De la mozzarella de bufflonne biologique, fabriquée sur des terres confisquées à la mafia italienne : c’est le défi que s’est lancé une coopérative sociale agricole dans une région historique pour la Camorra.
Castel Volturno (Italie), reportage
« Ici, la Camorra a perdu ! » Tel est le message en grosses lettres noires affiché sur le portail de la coopérative sociale Les Terres de Don Peppe Diana, située à Castel Volturno (Campanie), dans le sud de l’Italie. Sur ces terres, donc, la célèbre organisation mafieuse implantée notamment dans cette région n’a plus la mainmise. Il est 7 heures du matin en cette journée d’été et Massimo Rocco, le directeur du site, accueille les visiteurs désireux d’assister à la production de la seule mozzarella d’Italie à revendiquer le label « antimafia ».
Dès le premier coup d’œil, cette exploitation agricole semble avoir quelque chose de particulier.
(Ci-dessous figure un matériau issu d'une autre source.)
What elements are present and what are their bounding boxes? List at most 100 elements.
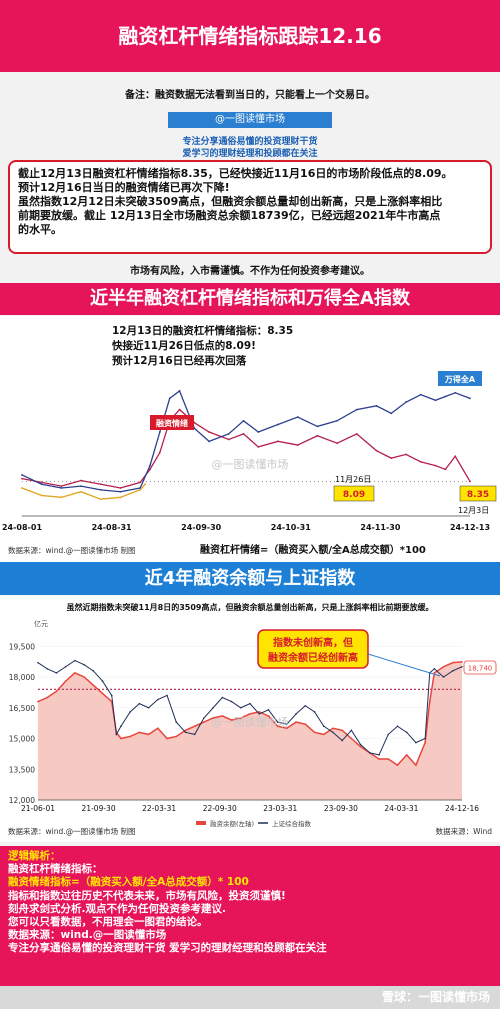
- chart1-watermark: @一图读懂市场: [212, 457, 289, 471]
- chart1-point: [227, 438, 230, 441]
- chart2-point: [239, 706, 242, 709]
- section1-title: 近半年融资杠杆情绪指标和万得全A指数: [0, 283, 500, 315]
- chart2-point: [230, 700, 233, 703]
- chart1-point: [336, 442, 338, 445]
- chart1-point: [227, 432, 230, 435]
- chart2-point: [304, 704, 307, 707]
- summary-box: 截止12月13日融资杠杆情绪指标8.35，已经快接近11月16日的市场阶段低点的…: [8, 160, 492, 254]
- chart1-point: [390, 412, 393, 415]
- chart2-point: [276, 721, 279, 723]
- chart1-point: [208, 431, 210, 433]
- summary-line: 虽然指数12月12日未突破3509高点，但融资余额总量却创出新高，只是上涨斜率相…: [18, 195, 443, 208]
- chart2-point: [138, 731, 141, 734]
- chart1-point: [454, 455, 457, 458]
- chart2-point: [221, 715, 224, 717]
- chart2-point: [92, 684, 95, 686]
- chart2-point: [258, 713, 261, 715]
- chart2-balance-area: [38, 661, 462, 800]
- chart2-x-tick: 24-03-31: [384, 804, 418, 813]
- chart1-annotation: 快接近11月26日低点的8.09!: [111, 339, 256, 352]
- chart1-point: [80, 479, 82, 482]
- chart2-point: [322, 725, 325, 727]
- chart2-subtitle: 虽然近期指数未突破11月8日的3509高点，但融资余额总量创出新高，只是上涨斜率…: [67, 602, 434, 612]
- chart2-point: [286, 723, 288, 725]
- chart2-point: [55, 672, 58, 674]
- chart2-point: [359, 743, 362, 746]
- chart2-point: [147, 733, 150, 736]
- chart2-plot-area: 12,000 13,500 15,000 16,500 18,000 19,500 21-0…: [9, 642, 479, 813]
- section2-title: 近4年融资余额与上证指数: [0, 562, 500, 595]
- last-value-badge-text: 18,740: [468, 665, 493, 673]
- chart2-point: [138, 702, 141, 705]
- chart1-point: [434, 464, 437, 467]
- notice-text: 备注：融资数据无法看到当日的，只能看上一个交易日。: [125, 90, 375, 101]
- chart2-x-tick: 23-09-30: [324, 804, 358, 813]
- chart2-point: [193, 733, 196, 736]
- legend-balance-swatch: [196, 821, 206, 825]
- chart1-x-tick: 24-12-13: [450, 523, 490, 532]
- chart1-point: [99, 498, 102, 501]
- chart2-x-tick: 21-09-30: [82, 804, 116, 813]
- chart2-point: [166, 737, 168, 740]
- chart2-point: [424, 741, 426, 744]
- tagline-2: 爱学习的理财经理和投顾都在关注: [182, 149, 318, 159]
- chart2-svg: 虽然近期指数未突破11月8日的3509高点，但融资余额总量创出新高，只是上涨斜率…: [0, 596, 500, 842]
- chart2-point: [286, 727, 288, 730]
- chart1-point: [60, 485, 63, 488]
- chart2-point: [415, 764, 417, 766]
- logic-line: 融资情绪指标=（融资买入额/全A总成交额）* 100: [8, 876, 249, 889]
- chart1-point: [316, 434, 319, 437]
- chart2-point: [203, 717, 205, 719]
- chart1-point: [80, 490, 82, 493]
- legend-balance-label: 融资余额(左轴): [210, 819, 254, 828]
- chart2-x-tick: 21-06-01: [21, 804, 55, 813]
- chart1-point: [336, 419, 338, 422]
- chart2-point: [396, 725, 399, 727]
- chart1-point: [444, 468, 447, 471]
- summary-line: 截止12月13日融资杠杆情绪指标8.35，已经快接近11月16日的市场阶段低点的…: [18, 167, 453, 180]
- chart1-point: [277, 423, 279, 426]
- chart1-point: [405, 453, 407, 456]
- chart2-y-tick: 19,500: [9, 642, 35, 651]
- chart1-point: [144, 483, 146, 486]
- chart2-point: [46, 668, 49, 670]
- chart2-point: [184, 731, 187, 734]
- chart1-point: [168, 397, 171, 400]
- chart2-point: [203, 721, 205, 723]
- footer: 雪球：一图读懂市场: [0, 986, 500, 1009]
- chart1-point: [375, 404, 378, 407]
- chart2-point: [341, 739, 343, 742]
- chart1-point: [208, 440, 210, 443]
- margin-balance-chart: 虽然近期指数未突破11月8日的3509高点，但融资余额总量创出新高，只是上涨斜率…: [0, 596, 500, 842]
- chart1-point: [419, 393, 422, 396]
- chart2-point: [249, 702, 251, 705]
- chart2-x-tick: 22-09-30: [203, 804, 237, 813]
- logic-line: 您可以只看数据，不用理会一图君的结论。: [8, 916, 208, 929]
- logic-title: 逻辑解析：: [8, 850, 61, 862]
- chart2-point: [405, 754, 408, 756]
- chart2-point: [451, 670, 454, 672]
- chart2-point: [424, 737, 426, 740]
- logic-line: 数据来源：wind.@一图读懂市场: [8, 929, 167, 942]
- chart2-point: [129, 711, 131, 713]
- chart1-point: [405, 401, 407, 404]
- chart2-point: [267, 715, 270, 717]
- chart1-point: [139, 481, 142, 484]
- chart1-point: [296, 444, 299, 446]
- page-title: 融资杠杆情绪指标跟踪12.16: [0, 0, 500, 72]
- chart2-point: [415, 741, 417, 744]
- chart2-point: [193, 725, 196, 727]
- summary-line: 的水平。: [18, 223, 62, 236]
- chart2-y-tick: 12,000: [9, 796, 35, 805]
- chart2-point: [175, 735, 178, 738]
- logic-panel: 逻辑解析： 融资杠杆情绪指标： 融资情绪指标=（融资买入额/全A总成交额）* 1…: [0, 846, 500, 986]
- chart1-point: [60, 496, 63, 499]
- low-value-box: [333, 485, 375, 502]
- chart1-point: [21, 474, 23, 476]
- chart2-x-tick: 23-03-31: [263, 804, 297, 813]
- chart2-point: [83, 663, 85, 666]
- chart1-point: [469, 480, 471, 483]
- chart1-x-tick: 24-11-30: [360, 523, 400, 532]
- chart2-point: [461, 661, 463, 663]
- chart1-point: [99, 483, 102, 486]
Dans la petite épicerie, qui jouxte le laboratoire de la fromagerie et le bureau de Massimo, on trouve une série de denrées alimentaires labellisées Libera Terra, des produits de tout le pays qui, comme la mozzarella de la coopérative, sont issus d’une démarche sociale et économique, une alternative aux pratiques mafieuses. Depuis 1995, la confédération d’associations Libera, fondée par le prêtre Don Luigi Ciotti, coordonne les initiatives de ce type. Parmi les nombreuses activités qu’elle accompagne se trouve la gestion de biens confisqués par la justice aux personnes liées au crime organisé. Une loi italienne permet en effet de mettre à la disposition de collectivités ou d’entreprises de l’économie sociale et solidaire ces propriétés immobilières et foncières mal acquises. (...)
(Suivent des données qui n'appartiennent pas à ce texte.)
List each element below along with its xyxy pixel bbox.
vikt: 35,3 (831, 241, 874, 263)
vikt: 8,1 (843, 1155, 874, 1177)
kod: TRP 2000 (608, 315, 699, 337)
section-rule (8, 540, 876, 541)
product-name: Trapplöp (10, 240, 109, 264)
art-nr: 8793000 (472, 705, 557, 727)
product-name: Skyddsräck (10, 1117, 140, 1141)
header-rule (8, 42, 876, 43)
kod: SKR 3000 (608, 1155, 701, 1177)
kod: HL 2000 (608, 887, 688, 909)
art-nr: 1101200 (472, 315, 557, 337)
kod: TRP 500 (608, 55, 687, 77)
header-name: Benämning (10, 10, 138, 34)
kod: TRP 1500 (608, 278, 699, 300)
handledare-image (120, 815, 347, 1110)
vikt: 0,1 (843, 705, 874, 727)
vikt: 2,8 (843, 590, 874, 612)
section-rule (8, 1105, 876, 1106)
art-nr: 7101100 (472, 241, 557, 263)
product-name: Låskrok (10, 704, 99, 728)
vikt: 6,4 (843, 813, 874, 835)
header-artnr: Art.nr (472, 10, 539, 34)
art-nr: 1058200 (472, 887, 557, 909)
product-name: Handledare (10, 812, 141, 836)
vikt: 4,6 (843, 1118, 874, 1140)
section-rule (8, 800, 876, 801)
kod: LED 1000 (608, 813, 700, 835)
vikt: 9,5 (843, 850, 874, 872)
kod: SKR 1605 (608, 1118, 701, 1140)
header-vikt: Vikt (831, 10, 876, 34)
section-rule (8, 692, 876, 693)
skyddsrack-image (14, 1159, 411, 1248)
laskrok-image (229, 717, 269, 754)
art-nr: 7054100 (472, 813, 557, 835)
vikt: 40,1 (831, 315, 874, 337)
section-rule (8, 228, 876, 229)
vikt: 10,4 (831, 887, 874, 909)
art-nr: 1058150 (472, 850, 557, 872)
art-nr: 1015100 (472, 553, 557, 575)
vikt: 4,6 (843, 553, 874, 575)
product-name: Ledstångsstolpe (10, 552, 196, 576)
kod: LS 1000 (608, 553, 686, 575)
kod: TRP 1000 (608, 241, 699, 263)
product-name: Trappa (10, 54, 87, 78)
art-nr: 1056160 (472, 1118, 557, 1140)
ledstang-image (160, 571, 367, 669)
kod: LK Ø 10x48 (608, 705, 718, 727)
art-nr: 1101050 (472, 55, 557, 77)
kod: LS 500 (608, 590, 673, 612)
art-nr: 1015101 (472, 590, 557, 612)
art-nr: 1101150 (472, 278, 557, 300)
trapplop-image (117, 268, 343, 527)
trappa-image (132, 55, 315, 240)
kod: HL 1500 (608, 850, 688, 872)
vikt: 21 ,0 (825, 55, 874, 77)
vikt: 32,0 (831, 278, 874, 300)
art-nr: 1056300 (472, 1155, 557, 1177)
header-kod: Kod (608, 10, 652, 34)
Avant de produire du fromage biologique et de donner du travail à des ouvriers en réinsertion, ces quelques bâtiments perdus au milieu des champs étaient la propriété d’un certain Michele Zaza, l’un des parrains historiques de la mafia napolitaine.
Celui qui avait démarré sa fortune avec la contrebande de cigarettes dans les années 1970 cultivait sur ces terres une passion pour les chevaux. Les écuries ont été saisies par la justice en 1990, mais ce n’est qu’une décennie plus tard qu’elles ont définitivement été confisquées, devenant une propriété de l’État. Après une autre décennie, les écuries et quelques autres lots de terre ont finalement été mis à la disposition de la coopérative sociale montée spécialement par le réseau Libera, via un comité local. L’objectif était d’y créer une double activité : économique, avec la production de divers fromages, légumes et fourrages ; et sociale, avec la création d’un centre d’activités pour la jeunesse. (...)
s’opposer à la mafia demande plus que des discours et des symboles. « Ce qu’il fallait avant tout, c’était créer une entreprise qui marche, et dépasser le cap des bonnes intentions en montrant qu’on peut combattre la mafia par une entreprise saine. »
Dans le sud de l’Italie, la production de mozzarella est un secteur qui a plusieurs fois été épinglé pour diverses formes de pratiques illégales (...)
Pédagogie et sensibilisation
L’une des missions principales des militants de l’« antimafia sociale » est en effet de changer les mentalités, notamment en faisant comprendre les enjeux de la légalité : l’opposition à la corruption et à l’extorsion. Un discours qui reste encore difficile à entendre dans des régions qui ont été si longtemps sous la coupe de pratiques mafieuses. Les relations avec le voisinage, elles, ont parfois été houleuses.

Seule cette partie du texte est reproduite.